Mini habits are designed to change your brain and your life from the inside out. You'll have no choice but to believe when it starts happening. Over time, your subconscious mind will change, and it gets easier to change your behavior from there.

Eight Mini Habit Rules

  1. Never, Ever Cheat
    • It doesn't matter that your goal is small. You're training your brain for success and building up a smaller version of what you hope to accomplish someday.
    • Don't raise your expectations, expect little and you'll have the hunger to do more. "Secretly" requiring more requires more willpower to meet.
  2. Be Happy with All Progress
    • Be happy, but never satisfied.
    • Mini habits are a pretty simle brain trick at the core, but also a life philosophy that values starting, letting action precede motivation, and believing that small steps can accumulate into giant leaps forward.
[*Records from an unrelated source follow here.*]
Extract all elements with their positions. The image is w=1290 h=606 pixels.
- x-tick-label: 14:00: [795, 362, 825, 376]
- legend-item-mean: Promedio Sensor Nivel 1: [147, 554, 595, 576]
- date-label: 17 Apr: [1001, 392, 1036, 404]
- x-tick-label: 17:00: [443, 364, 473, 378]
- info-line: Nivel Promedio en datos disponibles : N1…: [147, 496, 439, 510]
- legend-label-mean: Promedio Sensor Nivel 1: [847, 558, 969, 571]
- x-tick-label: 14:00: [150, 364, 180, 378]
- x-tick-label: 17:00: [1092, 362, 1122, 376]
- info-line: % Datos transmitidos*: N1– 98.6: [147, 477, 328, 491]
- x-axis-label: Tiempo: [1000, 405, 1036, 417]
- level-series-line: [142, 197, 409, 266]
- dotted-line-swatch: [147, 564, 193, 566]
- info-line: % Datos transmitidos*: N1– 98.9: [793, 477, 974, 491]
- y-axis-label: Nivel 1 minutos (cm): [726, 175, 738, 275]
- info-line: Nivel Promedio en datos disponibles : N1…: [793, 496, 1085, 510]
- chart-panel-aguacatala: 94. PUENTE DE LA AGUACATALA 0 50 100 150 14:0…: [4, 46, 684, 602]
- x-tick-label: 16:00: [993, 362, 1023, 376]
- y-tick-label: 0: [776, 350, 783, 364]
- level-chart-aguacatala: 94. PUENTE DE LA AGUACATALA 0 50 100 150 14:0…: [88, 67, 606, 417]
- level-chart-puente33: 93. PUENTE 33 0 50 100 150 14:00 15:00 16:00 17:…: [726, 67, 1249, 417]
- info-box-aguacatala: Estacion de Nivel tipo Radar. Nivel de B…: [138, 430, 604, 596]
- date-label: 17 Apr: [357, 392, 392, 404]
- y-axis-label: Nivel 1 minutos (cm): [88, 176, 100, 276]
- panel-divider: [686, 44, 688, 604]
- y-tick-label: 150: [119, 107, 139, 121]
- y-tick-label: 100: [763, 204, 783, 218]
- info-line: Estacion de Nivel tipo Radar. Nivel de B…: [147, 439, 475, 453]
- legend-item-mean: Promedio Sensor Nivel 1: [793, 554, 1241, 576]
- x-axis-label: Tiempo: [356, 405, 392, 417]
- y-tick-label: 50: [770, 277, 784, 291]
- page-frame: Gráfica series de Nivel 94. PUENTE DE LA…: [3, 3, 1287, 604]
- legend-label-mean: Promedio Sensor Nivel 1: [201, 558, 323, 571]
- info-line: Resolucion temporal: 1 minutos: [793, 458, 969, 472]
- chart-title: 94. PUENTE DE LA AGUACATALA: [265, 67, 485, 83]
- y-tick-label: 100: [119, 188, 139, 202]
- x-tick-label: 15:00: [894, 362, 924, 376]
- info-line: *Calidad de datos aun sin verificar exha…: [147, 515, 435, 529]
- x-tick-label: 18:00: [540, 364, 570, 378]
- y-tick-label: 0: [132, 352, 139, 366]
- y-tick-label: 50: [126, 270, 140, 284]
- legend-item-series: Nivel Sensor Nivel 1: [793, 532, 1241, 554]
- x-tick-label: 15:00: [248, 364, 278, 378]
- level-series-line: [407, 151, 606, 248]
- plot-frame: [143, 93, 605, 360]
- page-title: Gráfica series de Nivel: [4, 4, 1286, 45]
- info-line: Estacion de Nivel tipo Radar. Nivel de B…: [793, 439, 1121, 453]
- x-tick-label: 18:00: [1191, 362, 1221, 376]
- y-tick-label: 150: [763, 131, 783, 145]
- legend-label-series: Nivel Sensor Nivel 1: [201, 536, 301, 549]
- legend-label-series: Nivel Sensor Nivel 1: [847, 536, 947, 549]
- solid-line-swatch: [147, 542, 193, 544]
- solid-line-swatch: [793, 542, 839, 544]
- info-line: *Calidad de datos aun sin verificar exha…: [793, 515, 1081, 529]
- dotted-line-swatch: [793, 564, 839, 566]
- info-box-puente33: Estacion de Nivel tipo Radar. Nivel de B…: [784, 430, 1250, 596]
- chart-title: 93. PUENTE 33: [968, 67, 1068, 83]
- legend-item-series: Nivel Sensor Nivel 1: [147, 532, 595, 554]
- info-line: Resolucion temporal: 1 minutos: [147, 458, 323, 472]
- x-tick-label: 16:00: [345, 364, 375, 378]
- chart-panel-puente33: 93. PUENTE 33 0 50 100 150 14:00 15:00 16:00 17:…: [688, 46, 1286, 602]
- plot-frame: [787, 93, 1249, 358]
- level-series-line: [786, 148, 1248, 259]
  3. Reward Yourself Often, Especially After a Mini Habit
    • Since most healthy behaviors offer limited reward now and greater long-term rewards, it's helpful to attach some form of encouragement to the activity in the early stages. Starting is the hardest part, both in the moment and in the early days of habit-building. Initially, you will see limited results.
    • Your reward is going to pay you back by encouraging you to perform your mini habit again. Ultimately, this creates a positive feedback loop. You will get "addicted" to living a great life.
  4. Stay Level-Headed
    • Aim for a calm mindset and trust in the process. The calm mindset is the best mindset for building habits because it's steady and predictable.
    • Reliance on emotions such as motivation is what foils many personal development plans.
    • The difference betweeen winners and losers is that the losers quit when things get boring and monotonous. It's not about motivation; it's about leveraging and conserving your willpower to form lifelong good habits.
  5. If You Feel Strong Resistance, Back Off & Go Smaller
    • "Stupid small" steps slide under the brain's resistance radar.
    • If resistance is strong, progressively take smaller and smaller steps until the resistance is minimal.
    • Burnout is willpower exhaustion - it happens when people force themselves to do too much for too long.
  6. Remind Yourself How Easy This Is
    • Our brains have been trained incorrectly with societal norms, limiting beliefs, and overwhelming goals. You can actually do this.
    • Mini habits make you believe that adding healthy behaviors is easy.
    • The bar is so low, it's impossible to lose. When you never lose, you tend to win.
  7. Never Think a Step is Too Small
    • Every big project is made of small steps.
    • Small steps are sometimes the only way to move forward if you have weak willpower.
  8. Put Extra Energy and Ambition Toward Bonus Reps, Not a Bigger Requirement
    • Bigger requirements look good on paper, but only action counts.
    • Be the person with emarrassing goals and impressive results (instead of one of the many people with impressive goals and embarrassing results).